十二月的倫敦是一幅被嚴寒凍結的鉛筆畫。格洛斯特街兩旁建築的斜屋頂上堆積著前幾日留下的殘雪,像一塊塊隨意拋擲的白色絨布。

清晨的霧氣與無數煙囪裏冒出的煤煙混合在一起,形成一種嗆人而陰冷的灰霾,緊緊包裹著瑟瑟發抖的街道。卵石路面上結了一層薄薄的冰,早起的行人無不縮緊脖子,踩著小心翼翼的步伐,在凍得發硬的路上留下斷斷續續的足跡。

然而,推開“時光甜點屋”那扇墨綠色的門,便像是踏入另一個世界。店內,爐火燒得正旺,跳躍的火光在擦得鋥亮的桃花心木櫃臺上投下晃動的光影。

巨大的弧形玻璃窗阻隔了外面的嚴寒,玻璃上凝結著一層厚厚的白霧,仿佛給窗外清冷的世界加上了一層柔焦濾鏡。

西奧多剛送走幾位一大早趕來購買熱司康和咖啡以抵禦寒氣的熟客。他穿著一件幹凈的白色亞麻襯衫,外套一件深藍色的羊毛背心,正用一塊柔軟的棉布,仔細擦拭著玻璃櫃臺內側一個不易察覺的指印。

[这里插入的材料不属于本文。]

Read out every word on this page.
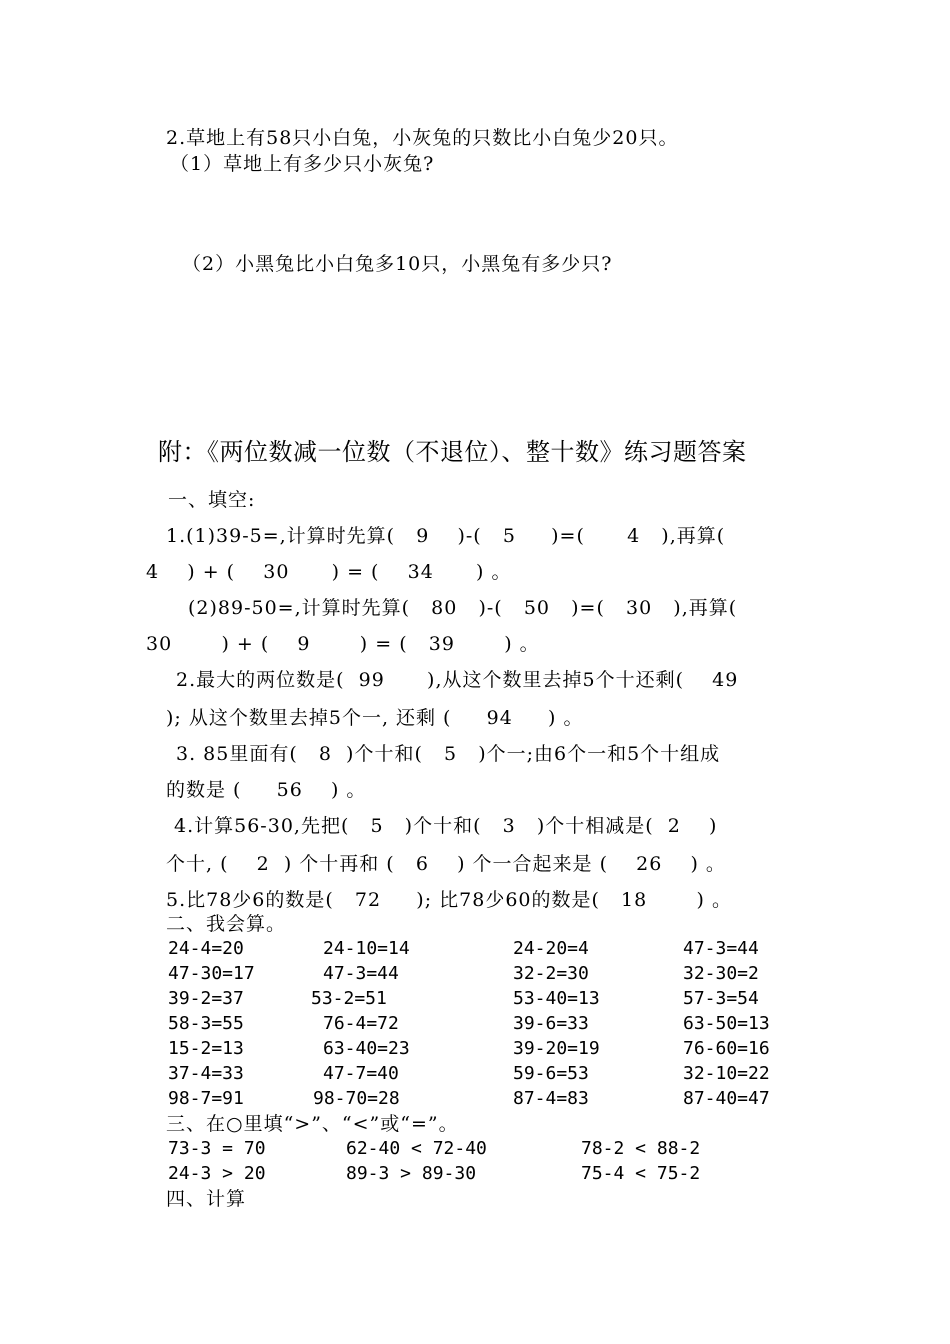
2.草地上有58只小白兔，小灰兔的只数比小白兔少20只。
（1）草地上有多少只小灰兔?
（2）小黑兔比小白兔多10只，小黑兔有多少只?
附：《两位数减一位数（不退位）、整十数》练习题答案
一、填空:
1.(1)39-5=,计算时先算(   9    )-(   5     )=(      4   ),再算(
4    ) + (    30      ) = (    34      ) 。
(2)89-50=,计算时先算(   80   )-(   50   )=(   30   ),再算(
30       ) + (    9       ) = (   39       ) 。
2.最大的两位数是(  99      ),从这个数里去掉5个十还剩(    49
); 从这个数里去掉5个一, 还剩 (     94     ) 。
3. 85里面有(   8  )个十和(   5   )个一;由6个一和5个十组成
的数是 (     56    ) 。
4.计算56-30,先把(   5   )个十和(   3   )个十相减是(  2    )
个十, (    2  ) 个十再和 (   6    ) 个一合起来是 (    26    ) 。
5.比78少6的数是(   72     ); 比78少60的数是(   18       ) 。
二、我会算。
24-4=20	24-10=14	24-20=4	47-3=44
47-30=17	47-3=44	32-2=30	32-30=2
39-2=37	53-2=51	53-40=13	57-3=54
58-3=55	76-4=72	39-6=33	63-50=13
15-2=13	63-40=23	39-20=19	76-60=16
37-4=33	47-7=40	59-6=53	32-10=22
98-7=91	98-70=28	87-4=83	87-40=47
三、在○里填“>”、“<”或“=”。
73-3 = 70	62-40 < 72-40	78-2 < 88-2
24-3 > 20	89-3 > 89-30	75-4 < 75-2
四、计算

他的動作從容不迫,與窗外行色匆匆的世界形成了鮮明對比。弟弟阿爾菲坐在櫃臺一角的凳子上,面前攤開著他的“商業賬本”,正對照著剛送到的面粉和黃油賬單,眉頭微蹙,認真地核對著數字。他的側臉在爐火的光暈中顯得格外專註。

門上的鈴鐺又響了。這一次,進來的是哈德森太太。她裹在一件看起來就價值不菲的厚重黑色貂皮大衣裏,領口的裘毛將她大半張臉都埋了進去,手中那根打磨光滑的烏木手杖點在擦亮的地板上,發出沈穩的“篤篤”聲。

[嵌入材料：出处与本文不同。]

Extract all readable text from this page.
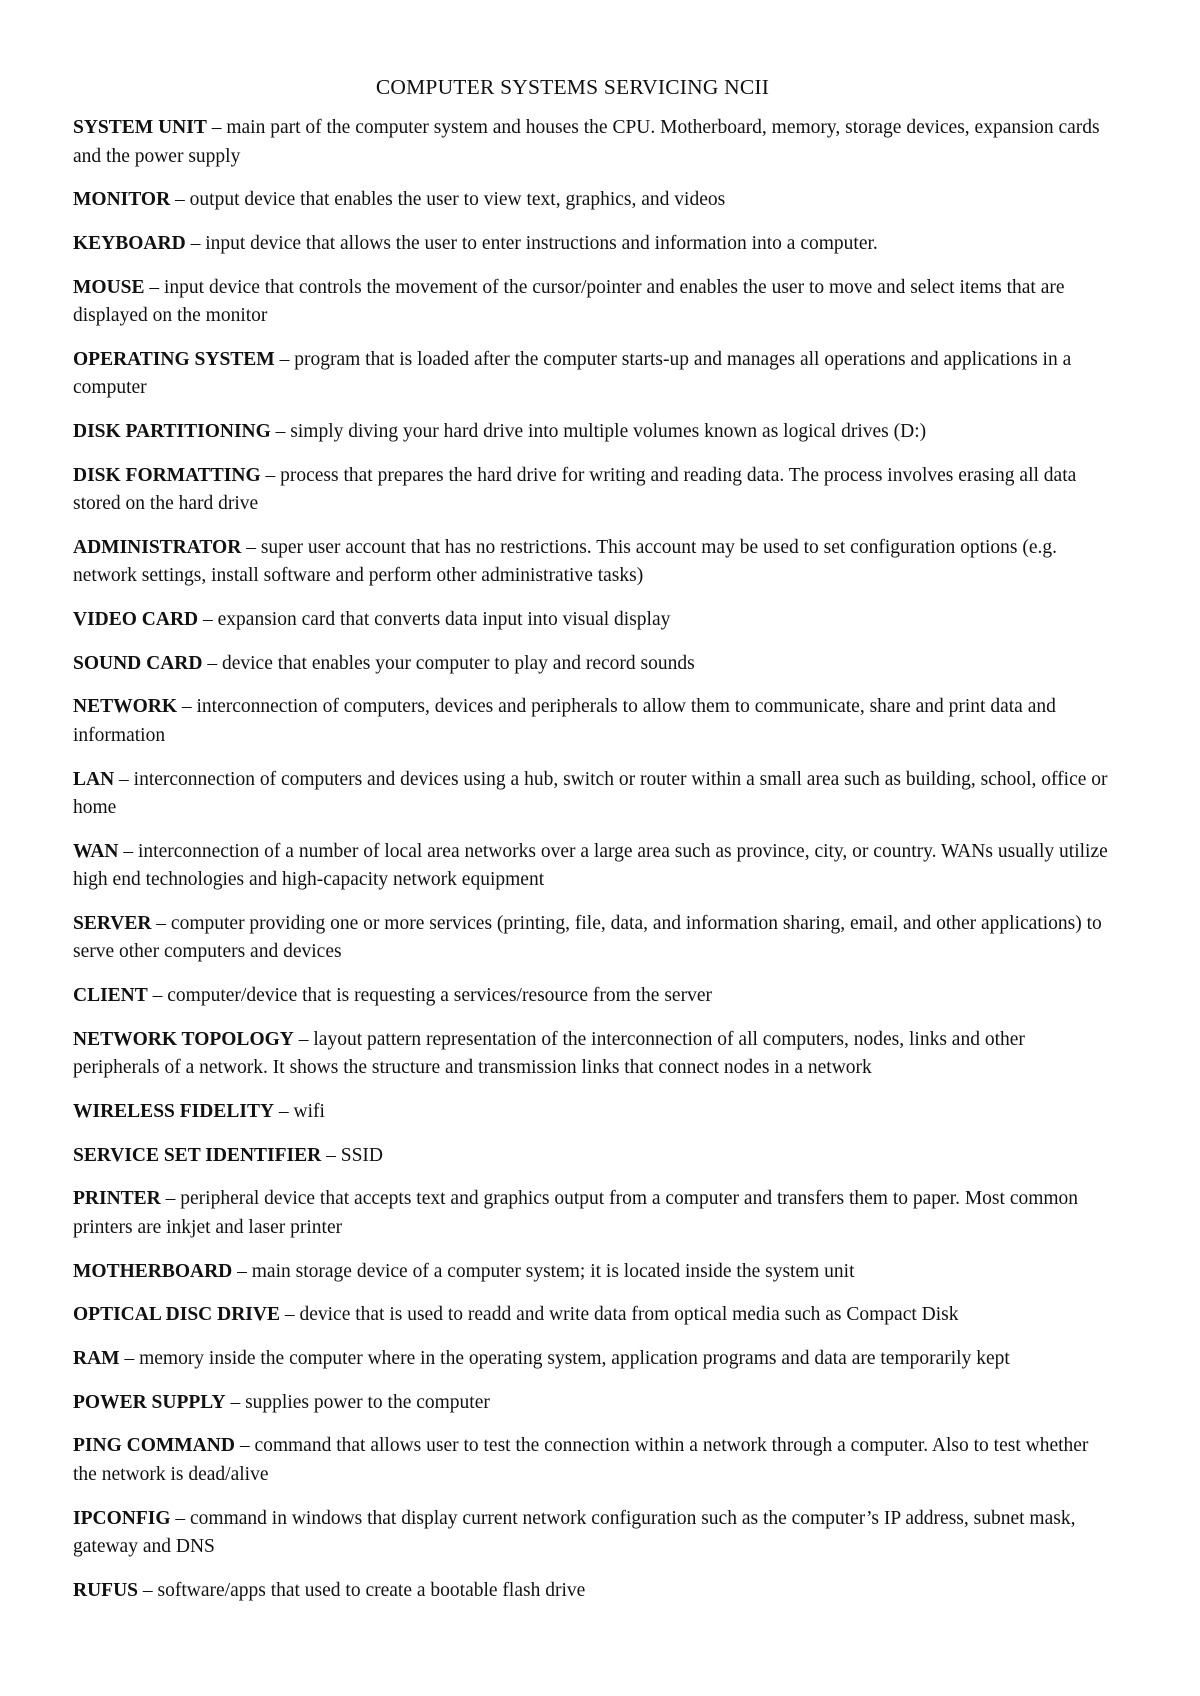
COMPUTER SYSTEMS SERVICING NCII
SYSTEM UNIT – main part of the computer system and houses the CPU. Motherboard, memory, storage devices, expansion cards and the power supply
MONITOR – output device that enables the user to view text, graphics, and videos
KEYBOARD – input device that allows the user to enter instructions and information into a computer.
MOUSE – input device that controls the movement of the cursor/pointer and enables the user to move and select items that are displayed on the monitor
OPERATING SYSTEM – program that is loaded after the computer starts-up and manages all operations and applications in a computer
DISK PARTITIONING – simply diving your hard drive into multiple volumes known as logical drives (D:)
DISK FORMATTING – process that prepares the hard drive for writing and reading data. The process involves erasing all data stored on the hard drive
ADMINISTRATOR – super user account that has no restrictions. This account may be used to set configuration options (e.g. network settings, install software and perform other administrative tasks)
VIDEO CARD – expansion card that converts data input into visual display
SOUND CARD – device that enables your computer to play and record sounds
NETWORK – interconnection of computers, devices and peripherals to allow them to communicate, share and print data and information
LAN – interconnection of computers and devices using a hub, switch or router within a small area such as building, school, office or home
WAN – interconnection of a number of local area networks over a large area such as province, city, or country. WANs usually utilize high end technologies and high-capacity network equipment
SERVER – computer providing one or more services (printing, file, data, and information sharing, email, and other applications) to serve other computers and devices
CLIENT – computer/device that is requesting a services/resource from the server
NETWORK TOPOLOGY – layout pattern representation of the interconnection of all computers, nodes, links and other peripherals of a network. It shows the structure and transmission links that connect nodes in a network
WIRELESS FIDELITY – wifi
SERVICE SET IDENTIFIER – SSID
PRINTER – peripheral device that accepts text and graphics output from a computer and transfers them to paper. Most common printers are inkjet and laser printer
MOTHERBOARD – main storage device of a computer system; it is located inside the system unit
OPTICAL DISC DRIVE – device that is used to readd and write data from optical media such as Compact Disk
RAM – memory inside the computer where in the operating system, application programs and data are temporarily kept
POWER SUPPLY – supplies power to the computer
PING COMMAND – command that allows user to test the connection within a network through a computer. Also to test whether the network is dead/alive
IPCONFIG – command in windows that display current network configuration such as the computer’s IP address, subnet mask, gateway and DNS
RUFUS – software/apps that used to create a bootable flash drive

“願仁慈的主保佑這見鬼的天氣,”她一邊聲音清晰地抱怨著,一邊在門墊上用力而又不失優雅地跺了跺腳,仿佛要將所有附著的寒氣都震落,“我感覺自己的骨頭都要被凍脆了。”

西奧多立刻放下手中的軟布,從櫃臺後迎了出來,臉上帶著真誠的微笑。“早安,哈德森太太。一杯滾燙的紅茶,加上雙份的蜂蜜,我想這是此刻您最需要的。”他熟練地為她拉開靠窗那張天鵝絨扶手椅。

“你總是這麽善解人意,孩子。”哈德森太太解開厚重的大衣扣子,露出裏面深紫色的天鵝絨長裙,領口那枚紫水晶胸針在店內溫暖的光線下閃爍著沈穩的光芒。

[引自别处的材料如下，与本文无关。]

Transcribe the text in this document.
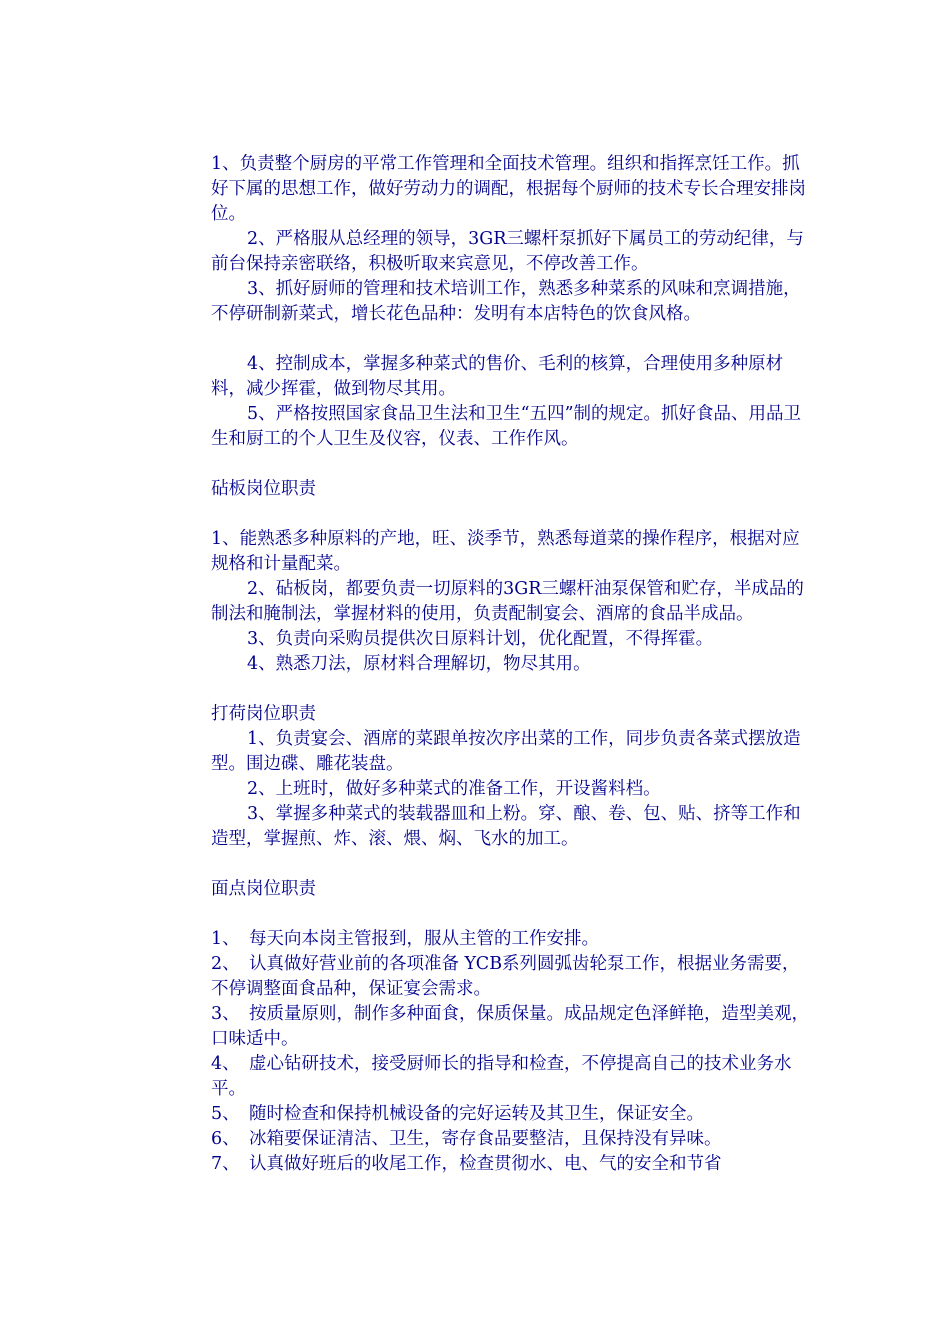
1、负责整个厨房的平常工作管理和全面技术管理。组织和指挥烹饪工作。抓好下属的思想工作，做好劳动力的调配，根据每个厨师的技术专长合理安排岗位。

2、严格服从总经理的领导，3GR三螺杆泵抓好下属员工的劳动纪律，与前台保持亲密联络，积极听取来宾意见，不停改善工作。

3、抓好厨师的管理和技术培训工作，熟悉多种菜系的风味和烹调措施，不停研制新菜式，增长花色品种：发明有本店特色的饮食风格。

4、控制成本，掌握多种菜式的售价、毛利的核算，合理使用多种原材料，减少挥霍，做到物尽其用。

5、严格按照国家食品卫生法和卫生“五四”制的规定。抓好食品、用品卫生和厨工的个人卫生及仪容，仪表、工作作风。

砧板岗位职责

1、能熟悉多种原料的产地，旺、淡季节，熟悉每道菜的操作程序，根据对应规格和计量配菜。

2、砧板岗，都要负责一切原料的3GR三螺杆油泵保管和贮存，半成品的制法和腌制法，掌握材料的使用，负责配制宴会、酒席的食品半成品。

3、负责向采购员提供次日原料计划，优化配置，不得挥霍。

4、熟悉刀法，原材料合理解切，物尽其用。

打荷岗位职责

1、负责宴会、酒席的菜跟单按次序出菜的工作，同步负责各菜式摆放造型。围边碟、雕花装盘。

2、上班时，做好多种菜式的准备工作，开设酱料档。

3、掌握多种菜式的装载器皿和上粉。穿、酿、卷、包、贴、挤等工作和造型，掌握煎、炸、滚、煨、焖、飞水的加工。

面点岗位职责

1、 每天向本岗主管报到，服从主管的工作安排。

2、 认真做好营业前的各项准备 YCB系列圆弧齿轮泵工作，根据业务需要，不停调整面食品种，保证宴会需求。

3、 按质量原则，制作多种面食，保质保量。成品规定色泽鲜艳，造型美观，口味适中。

4、 虚心钻研技术，接受厨师长的指导和检查，不停提高自己的技术业务水平。

5、 随时检查和保持机械设备的完好运转及其卫生，保证安全。

6、 冰箱要保证清洁、卫生，寄存食品要整洁，且保持没有异味。

7、 认真做好班后的收尾工作，检查贯彻水、电、气的安全和节省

她緩緩坐下,目光先是習慣性地掃過櫃臺裏新擺出的、裝飾著綠色和紅色糖霜的聖誕姜餅屋和星星餅幹,但隨即,她的視線便回到了西奧多身上,那眼神不再是平日閑聊時的輕松,而是帶上了一種正式的、近乎莊嚴的鄭重。

“茶的事情可以稍後,”她清了清嗓子,聲音不高,卻清晰地傳入西奧多耳中,“在那之前,米勒先生,我們必須先談談巴斯頓家的事情。為了小查爾斯的洗禮儀式。”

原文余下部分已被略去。